I'll join in and speculate they should have been on some form of Unix with proper databases as my money says Wintel / MS-SQL problems are hidden in the middle somewhere.
"What kind of server or SAN crash would actually delete terabytes of data on a SAN's disk drives?"
You don't need a crash to do this, cluelessness is more effective any day. One of the apps I was looking after a while ago went spectacularly titsup in that sort of low level error that you've heard about but never seen kind of way. The root cause was the Storage array, or specifically the Storage array admin. Bright young thing, hot off the training courses. He'd been asked to allocate disk to A.N. Other server on the same SAN loop. Looking at the associated array he found it was a bit pushed for space but managed to find some vdisks that were not allocated to filesystems although they were attached to a server, so he borrowed them. This led to a short education with the clue stick as to the fact that some RDBMS's prefer their disk served raw......
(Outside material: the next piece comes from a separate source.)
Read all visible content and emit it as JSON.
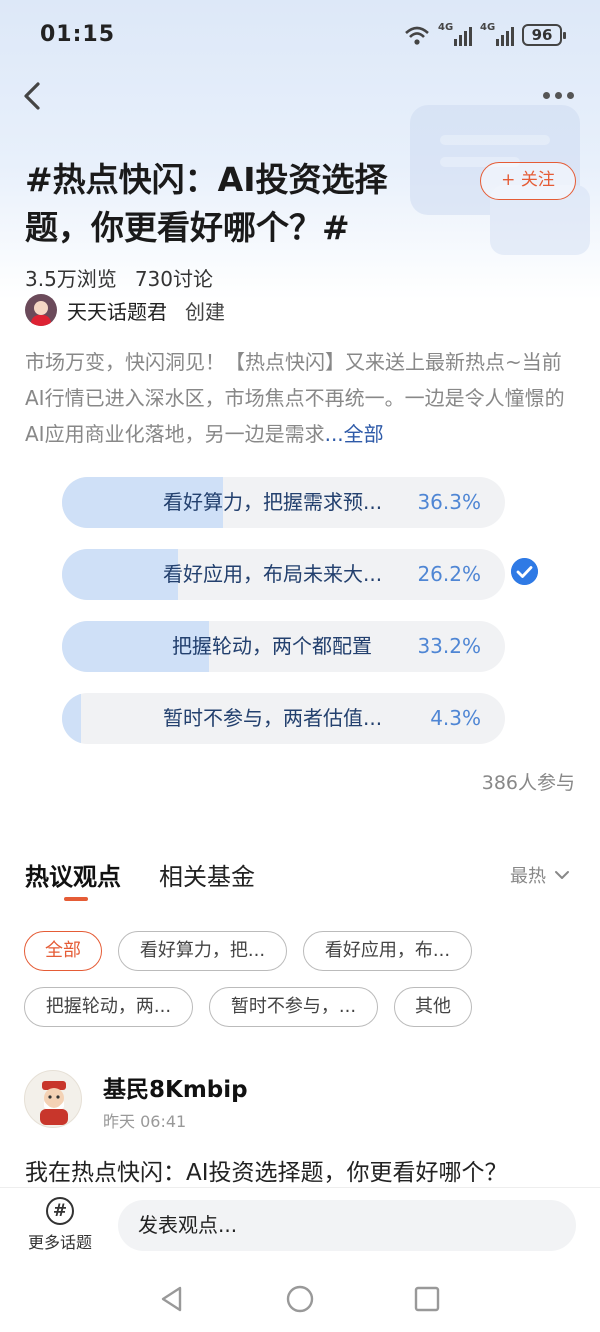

Two RAID arrays mirrored to each other locally and synched to an identical pair on another site. Having four copies makes you feel secure until some clueless wazzock tells the whole shebang to forget the data in question. Having four copies *and* tape backup makes you feel paranoid until that moment when you're delighted to find umpty-something gigs of "thank fuck for that" in a silo somewhere.
This post has been deleted by its author
"Amazing that ALL of your backups are stored in the same set of hardware."
Maybe, Juust Maybe, they had the entire database in some derelict building outside a caravan site in, f.ex., Slough and the local lads & ladettes simply burgled the place for the copper wiring.
This kind of thing Never Happened Before, right??